Ortsdurchfahrt Langenbrand -
Umbauplanung ist abgeschlossen
Ein wesentlicher Schritt zur Neugestaltung der Ortsdurchfahrt Langenbrand ist getan. Der Gemeinderat stimmte dem Entwurf der Umbauplanung einstimmig zu und beauftragte die Verwaltung mit dem weiteren Verfahren. Bekanntlich soll die Ortsdurchfahrt dorfgerecht gestaltet werden. Erste Planungsüberlegungen wurden mit der Bürgerschaft und im Ortschaftsrat besprochen. Die dort erarbeiteten Änderungswünsche flossen in die jetzt im Gemeinderat beschlossene erste Entwurfsplanung ein. Vor allem betrafen die Änderungen eine Verbesserung des Parkplatzangebotes und eine Einbeziehung des Bereiches vor der Festhalle. Die Planung sieht einen niveaugleichen Ausbau vor. Zur Diskussion standen Ausbauvarianten, bei denen der Gehweg und die Straße asphaltiert und bei denen der Gehweg mit Betonpflaster belegt wird. Für die Maßnahme waren 400.000 € bzw. 500.000 € veranschlagt. Der Ausbau, so der einmütige Beschluss im Gemeinderat, soll im Gehwegsbereich mit Betonpflaster erfolgen. Das weitere Verfahren, so Bürgermeister Kuno Kußmann, sieht die Stellung eines Zuschussantrages vor. Im Rahmen der ELR-Förderung hofft die Gemeinde, ein Drittel der Baukosten bezuschusst zu bekommen. Die Restmittel sind im Gemeindehaushalt zu finanzieren. Darüber muss im Zuge der Haushaltsberatung entschieden werden. Denkbar ist auch eine schrittweise Umsetzung der Planung. Die Maßnahme ist, so der Bürgermeister, abhängig von der Zuschussbewilligung und der Mittelbereitstellung durch den Gemeinderat. Beides wird bis zum Jahresanfang 2011 entschieden sein.

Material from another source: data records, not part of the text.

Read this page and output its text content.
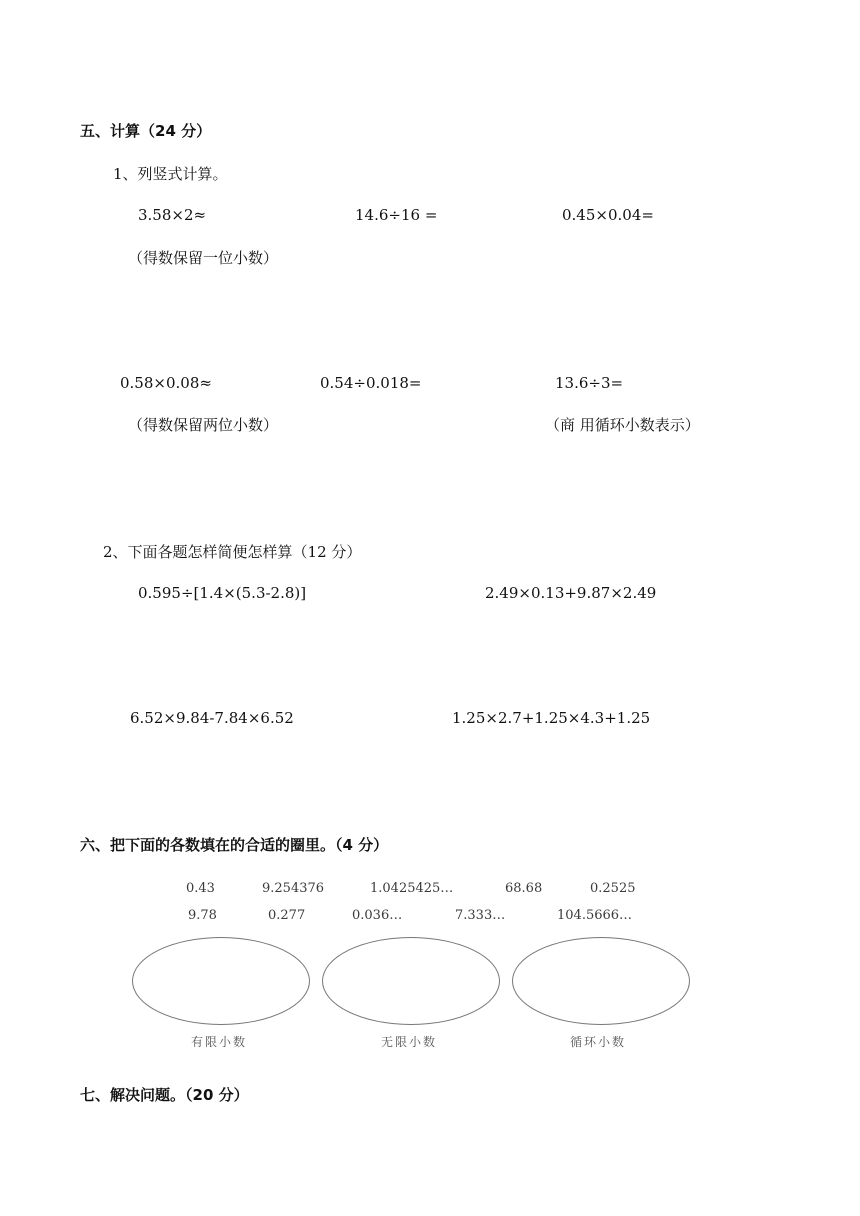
五、计算（24 分）
1、列竖式计算。
3.58×2≈	14.6÷16 =	0.45×0.04=
（得数保留一位小数）
0.58×0.08≈	0.54÷0.018=	13.6÷3=
（得数保留两位小数）	（商 用循环小数表示）
2、下面各题怎样简便怎样算（12 分）
0.595÷[1.4×(5.3-2.8)]	2.49×0.13+9.87×2.49
6.52×9.84-7.84×6.52	1.25×2.7+1.25×4.3+1.25
六、把下面的各数填在的合适的圈里。（4 分）
0.43	9.254376	1.0425425…	68.68	0.2525
9.78	0.277	0.036…	7.333…	104.5666…
有限小数	无限小数	循环小数
七、解决问题。（20 分）
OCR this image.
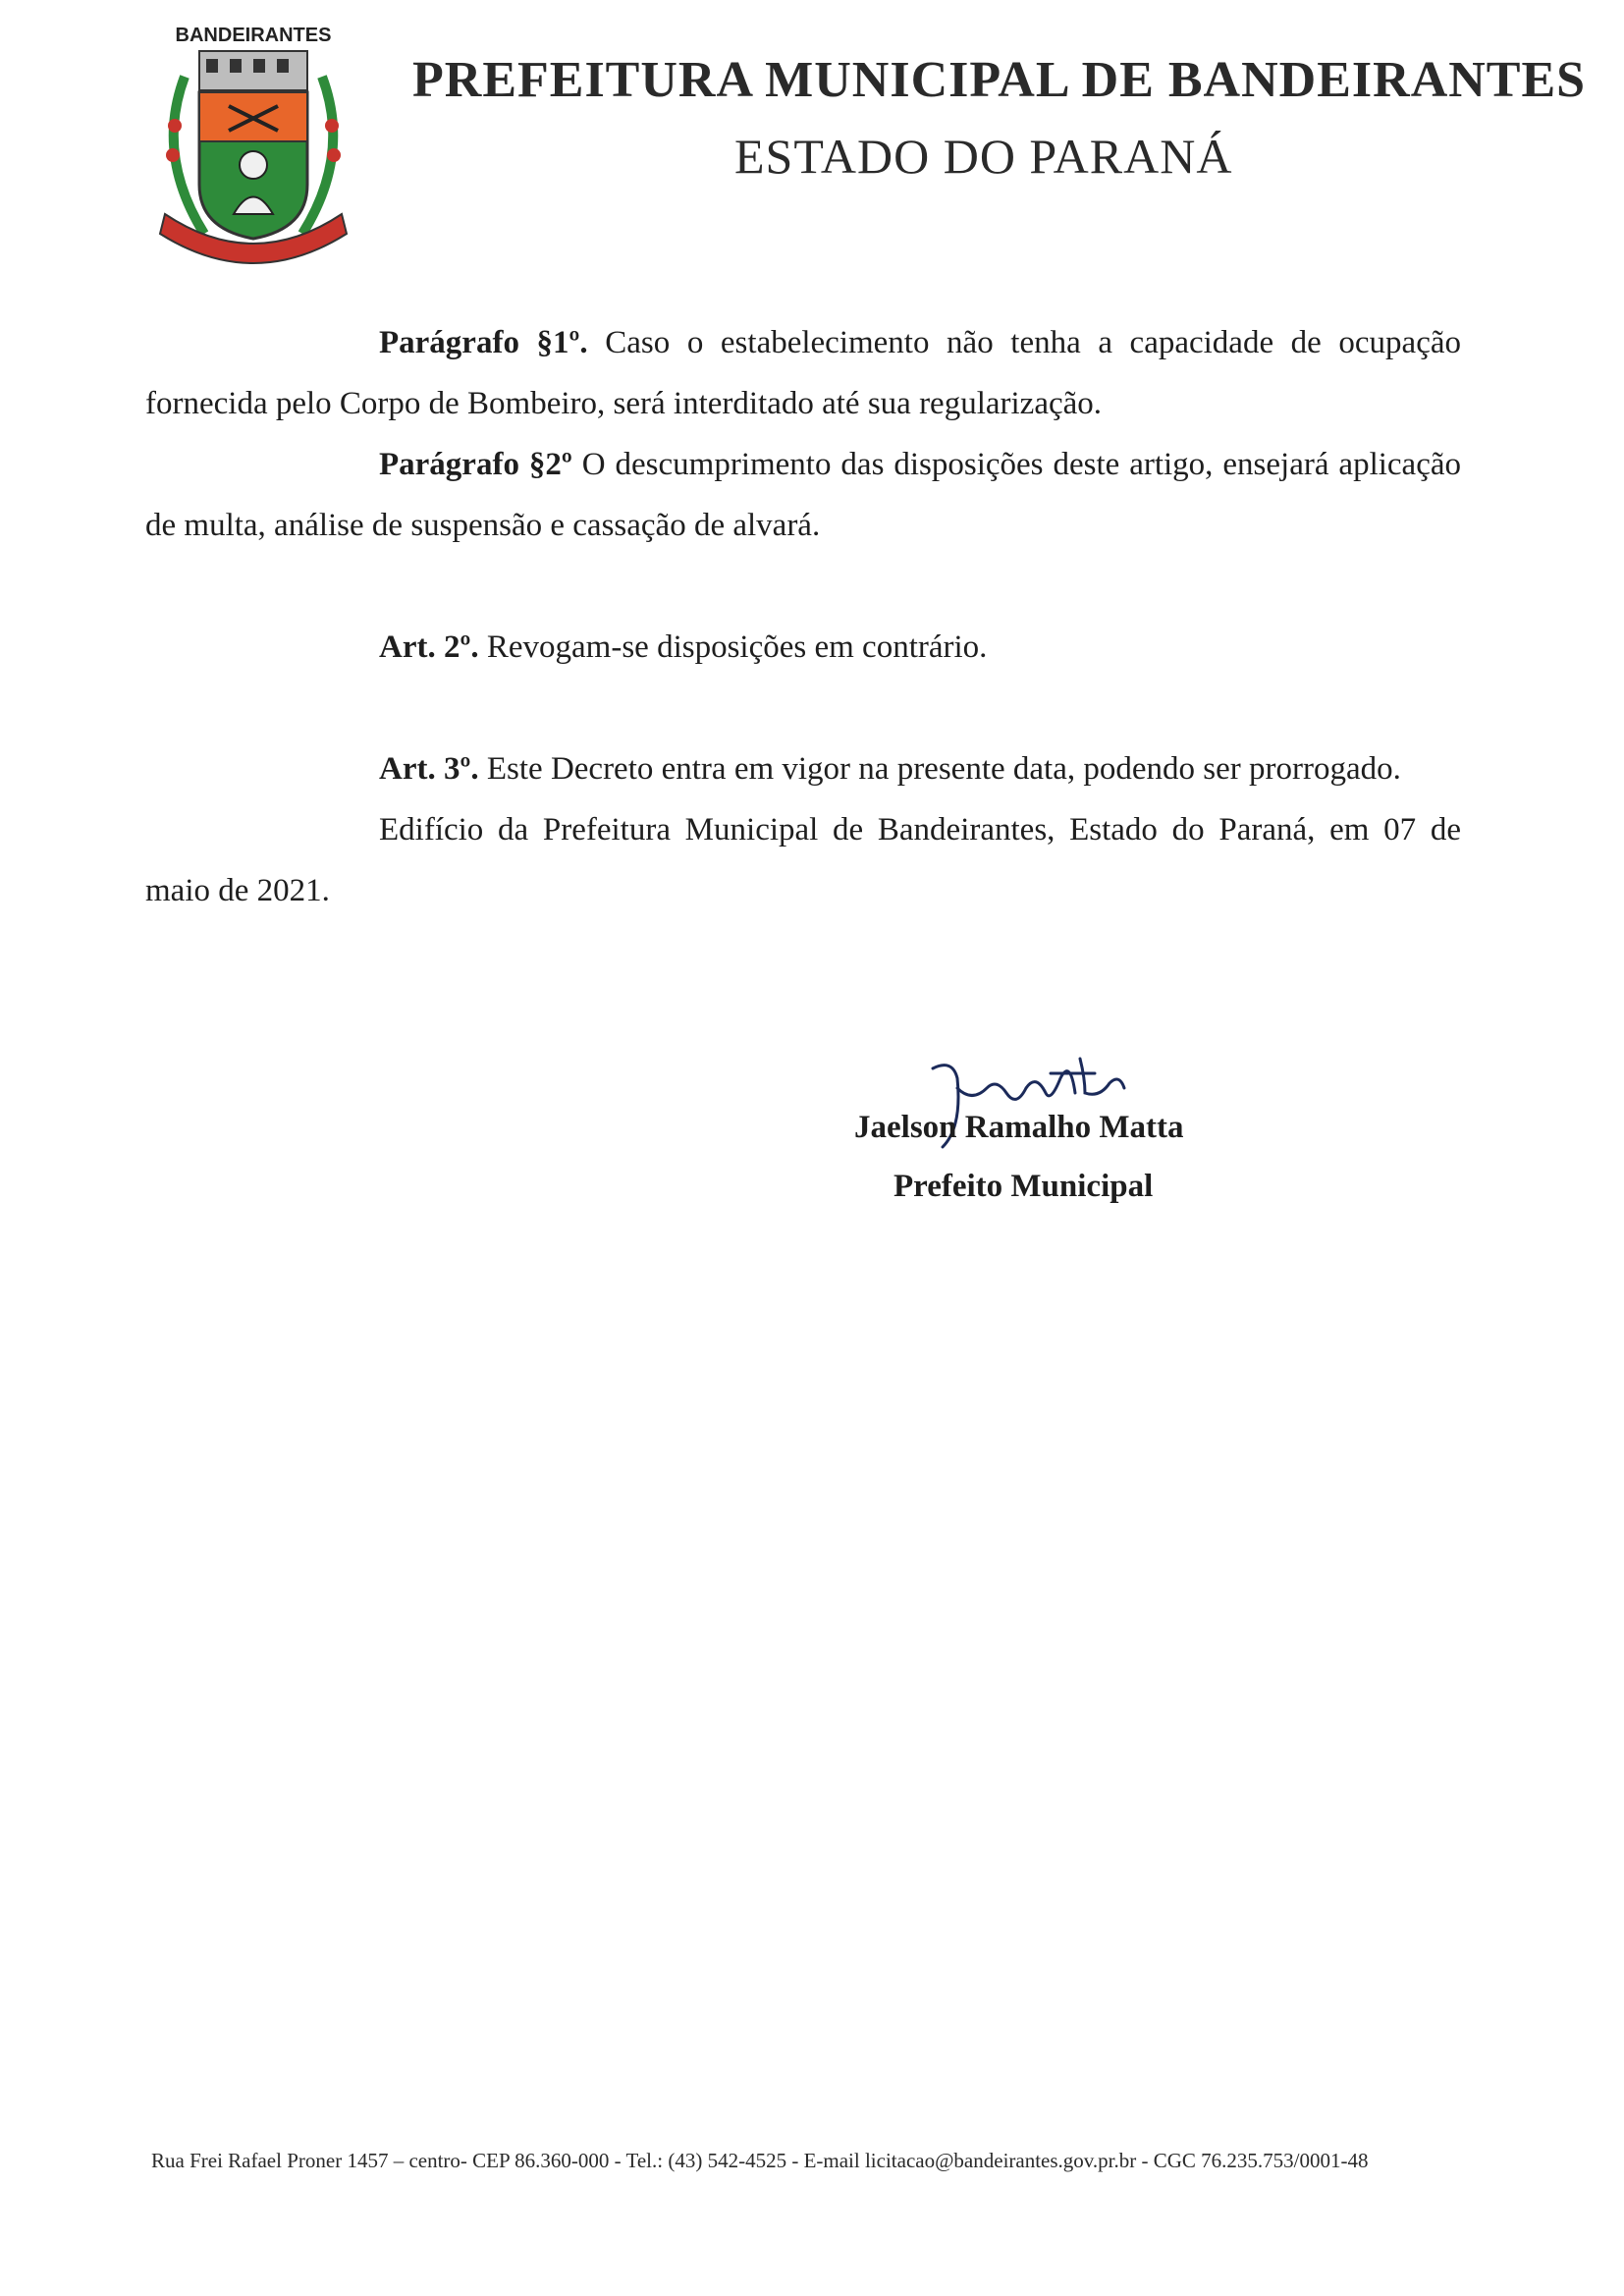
BANDEIRANTES
PREFEITURA MUNICIPAL DE BANDEIRANTES
ESTADO DO PARANÁ

Parágrafo §1º. Caso o estabelecimento não tenha a capacidade de ocupação fornecida pelo Corpo de Bombeiro, será interditado até sua regularização.

Parágrafo §2º O descumprimento das disposições deste artigo, ensejará aplicação de multa, análise de suspensão e cassação de alvará.

Art. 2º. Revogam-se disposições em contrário.

Art. 3º. Este Decreto entra em vigor na presente data, podendo ser prorrogado.

Edifício da Prefeitura Municipal de Bandeirantes, Estado do Paraná, em 07 de maio de 2021.

Jaelson Ramalho Matta
Prefeito Municipal
Rua Frei Rafael Proner 1457 – centro- CEP 86.360-000 - Tel.: (43) 542-4525 - E-mail licitacao@bandeirantes.gov.pr.br - CGC 76.235.753/0001-48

Bauaufträge für die Kläranlage
Dem Grunde nach war diese Entscheidung unstrittig, denn es ging um die bereits beschlossenen Ausbaumaßnahmen für die Sanierung der Forbacher Kläranlage. Bekanntlich wird die 29 Jahre alte Anlage in vier Bauabschnitten bis 2014 für 2,3 Millionen € umgebaut. Eine lebhafte Diskussion gab es im Gemeinderat dennoch, denn die Ausschreibungsergebnisse lagen insgesamt deutlich über der Kostenschätzung der Fachingenieure. Vor allen Dingen bei der Betonsanierung gab es erhebliche Abweichungen. Unter Berücksichtigung aller möglichen Kosteneinsparungen, wird die Klärwerksanierung nach den Ausschreibungsergebnissen um rund 50.000 € teurer. Nach einer intensiven Diskussion schloss sich der Gemeinderat bei einer Gegenstimme der Empfehlung von Ortsbaumeister Dietrich und dem Fachingenieur an. Trotz Preissteigerungen werden die Aufträge zur Sanierung der Bautechnik, der Maschinentechnik und der Betonsanierung vergeben.
Für die Bautechnik liegt der Auftrag bei 298.000 €, er geht an eine Rastatter Baufirma. Für die Maschinentechnik, die von einer Neuenkirchener Firma erstellt wird, müssen 346.000 € investiert werden. Eine Firma aus Winden wird die Betonsanierung für 171.000 € übernehmen. Der Baubeginn für die ersten beiden Bauabschnitte mit einem geschätzten Bauvolumen von 1,11 Millionen € ist für September geplant. In der Bauphase wird das Forbacher Abwasser über die alte Betriebskläranlage der Firma StoraEnso gereinigt und entsorgt.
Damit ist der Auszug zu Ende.